740.00119 Control (Japan)/5–2947

The Department of State to the Australian Embassy

Aide-Mémoire

The questions raised by the Australian Ambassador in his aide-mémoire left with the Under Secretary of State on May 29, 1947,98 have been considered, and in reply the Australian Government is informed as follows:

The Angaur Island phosphate industry has been operated by the United States Navy, employing American contractors to mine the phosphate rock. The output has been shipped to Japan to relieve the fertilizer shortage there, and a certain number of Japanese laborers have been employed in loading the rock for shipment. It is expected that control of the industry will shortly be transferred to the Supreme Commander for the Allied Powers in Japan. The Supreme Commander has indicated that when and if this transfer is effected, he intends to employ Japanese technicians, labor and equipment in place of the American personnel and facilities presently working the deposits, in order to reduce the dollar cost of the operations. He has not indicated that responsibility for the management of the enterprise will be transferred to the Japanese Government or to Japanese private interests, or that he has any other intention than to retain this responsibility in his own hands. However, in order that his precise intentions may be ascertained, and in order that he may be acquainted with the Australian [Page 237] Government’s views in the matter, the substance of those views is being transmitted to the Supreme Commander, and all pertinent information, with his comments, requested. The Australian Embassy will be advised of the United States position in the matter following receipt of the Supreme Commander’s reply.

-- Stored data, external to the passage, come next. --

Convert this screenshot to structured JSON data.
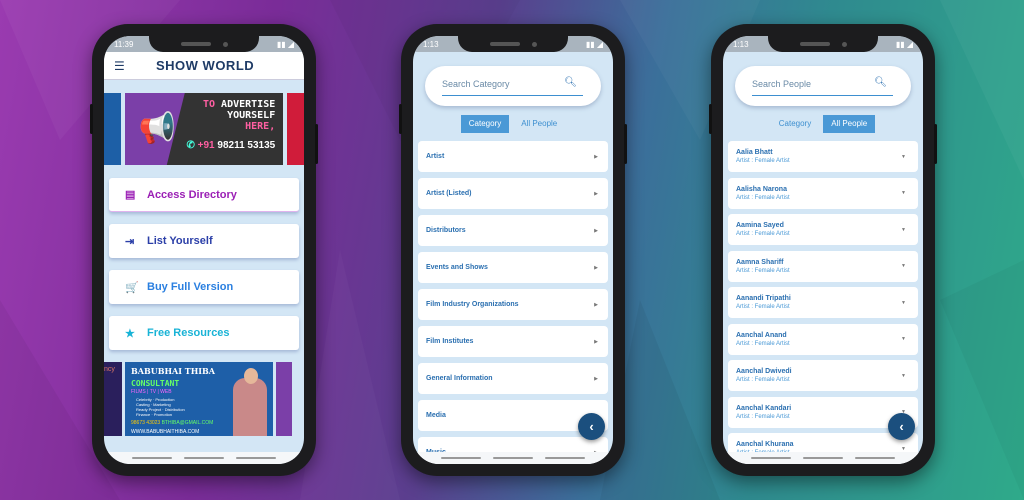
{
  "colors": {
    "primary_blue": "#2a6fb0",
    "tab_active": "#4a99d6",
    "fab": "#1b4f7e",
    "screen_bg": "#d3e6f5",
    "access_directory": "#9b1fb5",
    "list_yourself": "#2b3fa8",
    "buy_full_version": "#2a7fe0",
    "free_resources": "#19b3d6"
  },
  "phone1": {
    "status_time": "11:39",
    "app_title": "SHOW WORLD",
    "menu_icon": "hamburger-icon",
    "ad_banner": {
      "line1_a": "TO",
      "line1_b": "ADVERTISE",
      "line2": "YOURSELF",
      "line3": "HERE,",
      "phone_prefix": "+91",
      "phone_number": "98211 53135"
    },
    "buttons": [
      {
        "label": "Access Directory",
        "icon": "document-icon"
      },
      {
        "label": "List Yourself",
        "icon": "input-icon"
      },
      {
        "label": "Buy Full Version",
        "icon": "cart-icon"
      },
      {
        "label": "Free Resources",
        "icon": "star-icon"
      }
    ],
    "consultant_banner": {
      "name": "BABUBHAI THIBA",
      "title": "CONSULTANT",
      "media": "FILMS | TV | WEB",
      "services_left": [
        "Celebrity",
        "Casting",
        "Ready Project",
        "Finance"
      ],
      "services_right": [
        "Production",
        "Marketing",
        "Distribution",
        "Promotion"
      ],
      "phone": "98673 43023",
      "email": "BTHIBA@GMAIL.COM",
      "website": "WWW.BABUBHAITHIBA.COM"
    }
  },
  "phone2": {
    "status_time": "1:13",
    "search_placeholder": "Search Category",
    "tabs": [
      {
        "label": "Category",
        "active": true
      },
      {
        "label": "All People",
        "active": false
      }
    ],
    "categories": [
      "Artist",
      "Artist (Listed)",
      "Distributors",
      "Events and Shows",
      "Film Industry Organizations",
      "Film Institutes",
      "General Information",
      "Media",
      "Music"
    ],
    "fab_icon": "chevron-left-icon"
  },
  "phone3": {
    "status_time": "1:13",
    "search_placeholder": "Search People",
    "tabs": [
      {
        "label": "Category",
        "active": false
      },
      {
        "label": "All People",
        "active": true
      }
    ],
    "people": [
      {
        "name": "Aalia Bhatt",
        "role": "Artist : Female Artist"
      },
      {
        "name": "Aalisha Narona",
        "role": "Artist : Female Artist"
      },
      {
        "name": "Aamina Sayed",
        "role": "Artist : Female Artist"
      },
      {
        "name": "Aamna Shariff",
        "role": "Artist : Female Artist"
      },
      {
        "name": "Aanandi Tripathi",
        "role": "Artist : Female Artist"
      },
      {
        "name": "Aanchal Anand",
        "role": "Artist : Female Artist"
      },
      {
        "name": "Aanchal Dwivedi",
        "role": "Artist : Female Artist"
      },
      {
        "name": "Aanchal Kandari",
        "role": "Artist : Female Artist"
      },
      {
        "name": "Aanchal Khurana",
        "role": "Artist : Female Artist"
      }
    ],
    "fab_icon": "chevron-left-icon"
  }
}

Regarding the second point raised in the Embassy’s aide-mémoire, Japanese have been invited to several international conferences abroad, in every case at the instance of the sponsoring organizations, and a Japanese recently attended the Rice Study Conference held under the auspices of the Food and Agriculture Organization in India. This Japanese was authorized to advise on technical problems of rice production but on no other problems, and was in no sense a representative of the Japanese Government. It is the Department of State’s understanding that authorization for Japanese to attend the World Federation of Trade Unions Conference in Prague and the Union Postale Universale Conference in Paris has not yet been granted by the Supreme Commander in Tokyo. A comprehensive program, subject to appropriate limitations, for the interchange of persons between Japan and other nations to assist Japan’s reorientation and democratization is now under consideration by the United States Government, and will shortly be submitted to the Far Eastern Commission.

The Australian Embassy was advised in a separate note dated June 9, 1947,99 of this Government’s decision in the matter of a second SCAP operated, Japanese-manned Antarctic whaling expedition.

Regarding the final point in the Embassy’s aide-mémoire, the Australian Government may be assured that the United States Government’s position in the matter of Japanese disarmament and demilitarization remains as stated in Article I(a) of the Draft Treaty on the Disarmament and Demilitarization of Japan1 submitted to the Governments of China, the Soviet Union and the United Kingdom in April 1946. The Japanese Constitution, moreover, provides that “the maintenance of land, sea and air forces, as well as other war potential, will never be authorized”. If, contrary to this provision of the Japanese Constitution, Japanese officials are indeed preparing proposals for a Japanese army, navy and air force for submission to the peace conference, the Embassy may be assured that such proposals will in no way influence the position of the United States in the matter.

  1. See memorandum of May 29 by the Chief of the Division of Northeast Asian Affairs, p. 220.
  2. See footnote 84, p. 222.
  3. See telegram 348, February 28, 1946, to Moscow, Foreign Relations, 1946, vol. viii, p. 152.